A vibrant and nutritious meal featuring grilled chicken, blanched broccoli, and a flavorful garlic sauce served over quinoa or jasmine rice.
Course Main Course
Cuisine American
Servings 2

Ingredients
  

  • 2 pieces boneless, skinless chicken breasts
  • 2 cups fresh broccoli florets
  • 1 tablespoon extra virgin olive oil
  • 1 teaspoon smoked paprika
  • 1 teaspoon garlic powder
  • to taste salt and freshly ground black pepper
  • 1 cup cooked quinoa or jasmine rice
  • 0.5 cup cherry tomatoes, halved
  • 2 tablespoons low-sodium soy sauce
  • 1 tablespoon freshly squeezed lemon juice
  • 3 cloves garlic, minced
  • 1 tablespoon honey or maple syrup
  • sesame seeds for garnish

Instructions
 

  • In a medium bowl, whisk together the olive oil, smoked paprika, garlic powder, a pinch of salt, and freshly cracked black pepper. Add the chicken breasts, ensuring they are thoroughly coated with the marinade. Cover the bowl with plastic wrap and allow it to marinate in the refrigerator for at least 30 minutes.
  • In a small mixing bowl, combine the low-sodium soy sauce, lemon juice, minced garlic, and honey (or maple syrup). Stir until all components are well blended. Set this garlic sauce aside.
  • Preheat your grill or grill pan to medium-high heat. Once hot, place the marinated chicken breasts onto the grill, cooking for about 6-8 minutes on each side until the chicken reaches an internal temperature of 165°F (75°C). After grilling, remove the chicken from the grill and allow it to rest before slicing.
  • While the chicken is grilling, bring a medium pot of water to a rapid boil. Add the broccoli florets and blanch them for 2-3 minutes until they are vibrant green and tender-crisp. Transfer the broccoli to a bowl filled with ice water to halt the cooking process. Once cooled, drain and set aside.
  • In each serving bowl, create a base of cooked quinoa or jasmine rice.
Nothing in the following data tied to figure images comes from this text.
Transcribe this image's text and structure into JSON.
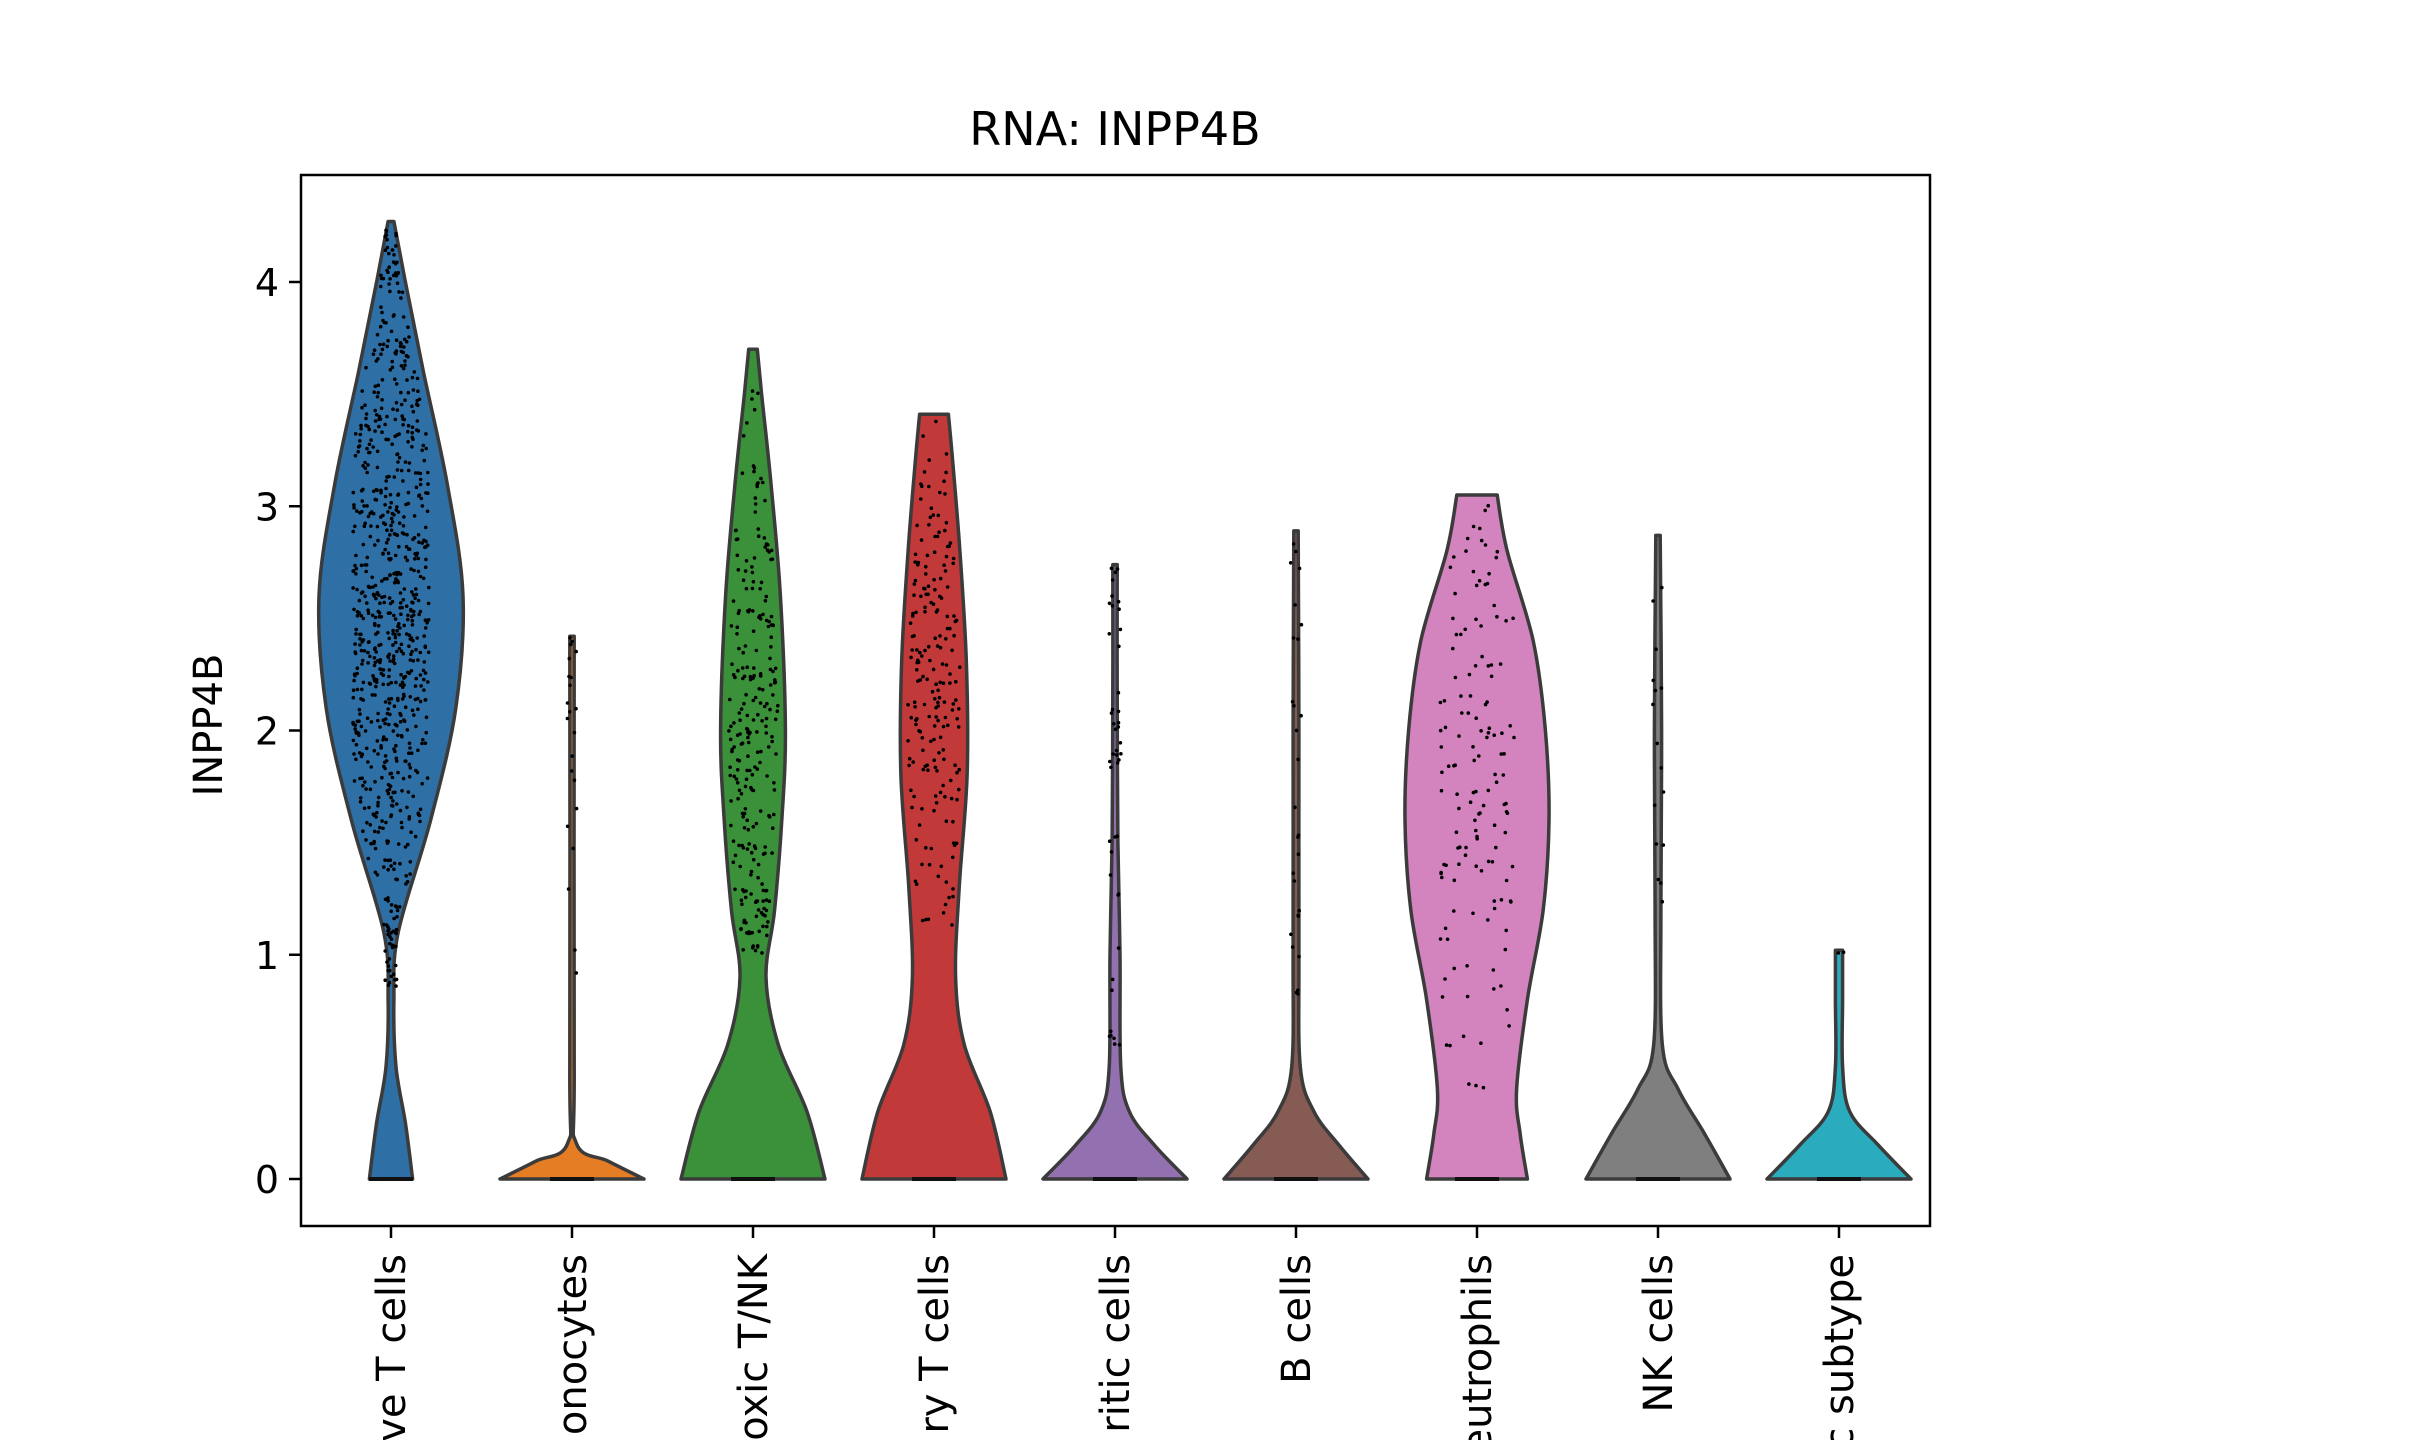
{
  "chart_data": {
    "type": "violin",
    "title": "RNA: INPP4B",
    "xlabel": "",
    "ylabel": "INPP4B",
    "ylim": [
      -0.2,
      4.5
    ],
    "yticks": [
      0,
      1,
      2,
      3,
      4
    ],
    "grid": false,
    "legend": "none",
    "categories": [
      {
        "label": "ve T cells",
        "color": "#2e6fa5",
        "max": 4.27,
        "profile": [
          [
            0,
            0.3
          ],
          [
            0.25,
            0.2
          ],
          [
            0.5,
            0.07
          ],
          [
            0.8,
            0.04
          ],
          [
            1.1,
            0.1
          ],
          [
            1.6,
            0.55
          ],
          [
            2.1,
            0.9
          ],
          [
            2.6,
            1.0
          ],
          [
            3.1,
            0.78
          ],
          [
            3.6,
            0.45
          ],
          [
            4.0,
            0.2
          ],
          [
            4.27,
            0.04
          ]
        ],
        "points": {
          "n": 800,
          "lo": 0.85,
          "hi": 4.25,
          "center": 2.5
        }
      },
      {
        "label": "onocytes",
        "color": "#e57d25",
        "max": 2.42,
        "profile": [
          [
            0,
            1.0
          ],
          [
            0.08,
            0.5
          ],
          [
            0.16,
            0.06
          ],
          [
            0.5,
            0.03
          ],
          [
            2.42,
            0.03
          ]
        ],
        "points": {
          "n": 22,
          "lo": 0.88,
          "hi": 2.42,
          "center": 1.5
        }
      },
      {
        "label": "oxic T/NK",
        "color": "#3a9139",
        "max": 3.7,
        "profile": [
          [
            0,
            1.0
          ],
          [
            0.3,
            0.75
          ],
          [
            0.6,
            0.35
          ],
          [
            0.9,
            0.18
          ],
          [
            1.2,
            0.3
          ],
          [
            1.6,
            0.4
          ],
          [
            2.0,
            0.45
          ],
          [
            2.6,
            0.38
          ],
          [
            3.1,
            0.25
          ],
          [
            3.5,
            0.12
          ],
          [
            3.7,
            0.06
          ]
        ],
        "points": {
          "n": 260,
          "lo": 1.0,
          "hi": 3.7,
          "center": 2.0
        }
      },
      {
        "label": "ry T cells",
        "color": "#c13a39",
        "max": 3.41,
        "profile": [
          [
            0,
            1.0
          ],
          [
            0.3,
            0.78
          ],
          [
            0.6,
            0.42
          ],
          [
            0.9,
            0.3
          ],
          [
            1.3,
            0.35
          ],
          [
            1.8,
            0.46
          ],
          [
            2.3,
            0.45
          ],
          [
            2.8,
            0.36
          ],
          [
            3.2,
            0.26
          ],
          [
            3.41,
            0.2
          ]
        ],
        "points": {
          "n": 200,
          "lo": 1.1,
          "hi": 3.41,
          "center": 2.2
        }
      },
      {
        "label": "ritic cells",
        "color": "#9371b1",
        "max": 2.74,
        "profile": [
          [
            0,
            1.0
          ],
          [
            0.15,
            0.55
          ],
          [
            0.3,
            0.2
          ],
          [
            0.5,
            0.08
          ],
          [
            1.0,
            0.07
          ],
          [
            1.5,
            0.04
          ],
          [
            2.2,
            0.03
          ],
          [
            2.74,
            0.03
          ]
        ],
        "points": {
          "n": 45,
          "lo": 0.58,
          "hi": 2.74,
          "center": 1.2
        }
      },
      {
        "label": "B cells",
        "color": "#855b53",
        "max": 2.89,
        "profile": [
          [
            0,
            1.0
          ],
          [
            0.15,
            0.6
          ],
          [
            0.3,
            0.25
          ],
          [
            0.5,
            0.06
          ],
          [
            1.0,
            0.04
          ],
          [
            2.0,
            0.04
          ],
          [
            2.89,
            0.03
          ]
        ],
        "points": {
          "n": 28,
          "lo": 0.82,
          "hi": 2.89,
          "center": 2.0
        }
      },
      {
        "label": "eutrophils",
        "color": "#d383be",
        "max": 3.05,
        "profile": [
          [
            0,
            0.7
          ],
          [
            0.2,
            0.6
          ],
          [
            0.4,
            0.55
          ],
          [
            0.8,
            0.7
          ],
          [
            1.2,
            0.92
          ],
          [
            1.6,
            1.0
          ],
          [
            2.0,
            0.95
          ],
          [
            2.4,
            0.78
          ],
          [
            2.8,
            0.42
          ],
          [
            3.05,
            0.28
          ]
        ],
        "points": {
          "n": 140,
          "lo": 0.35,
          "hi": 3.05,
          "center": 1.7
        }
      },
      {
        "label": "NK cells",
        "color": "#7f7f7f",
        "max": 2.87,
        "profile": [
          [
            0,
            1.0
          ],
          [
            0.2,
            0.65
          ],
          [
            0.4,
            0.28
          ],
          [
            0.6,
            0.06
          ],
          [
            1.2,
            0.04
          ],
          [
            2.0,
            0.05
          ],
          [
            2.87,
            0.03
          ]
        ],
        "points": {
          "n": 16,
          "lo": 1.18,
          "hi": 2.87,
          "center": 1.8
        }
      },
      {
        "label": "c subtype",
        "color": "#2aabbe",
        "max": 1.02,
        "profile": [
          [
            0,
            1.0
          ],
          [
            0.15,
            0.55
          ],
          [
            0.3,
            0.15
          ],
          [
            0.5,
            0.05
          ],
          [
            0.8,
            0.05
          ],
          [
            1.02,
            0.05
          ]
        ],
        "points": {
          "n": 2,
          "lo": 1.0,
          "hi": 1.02,
          "center": 1.01
        }
      }
    ]
  }
}
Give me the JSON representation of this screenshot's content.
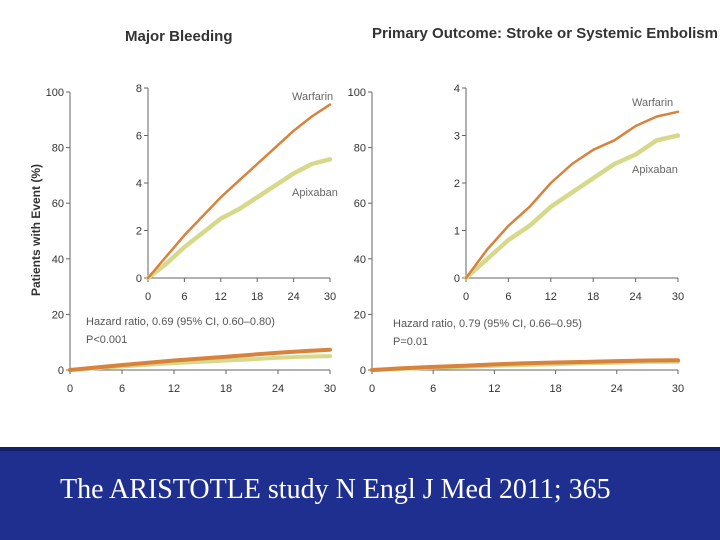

On one side, layer the sliced grilled chicken, and on the other, arrange the blanched broccoli and halved cherry tomatoes.
  • Generously drizzle the prepared garlic sauce over the chicken and vegetables.
  • Sprinkle sesame seeds over the top of each bowl and serve immediately.

Notes

Allow the chicken to marinate for optimal flavor.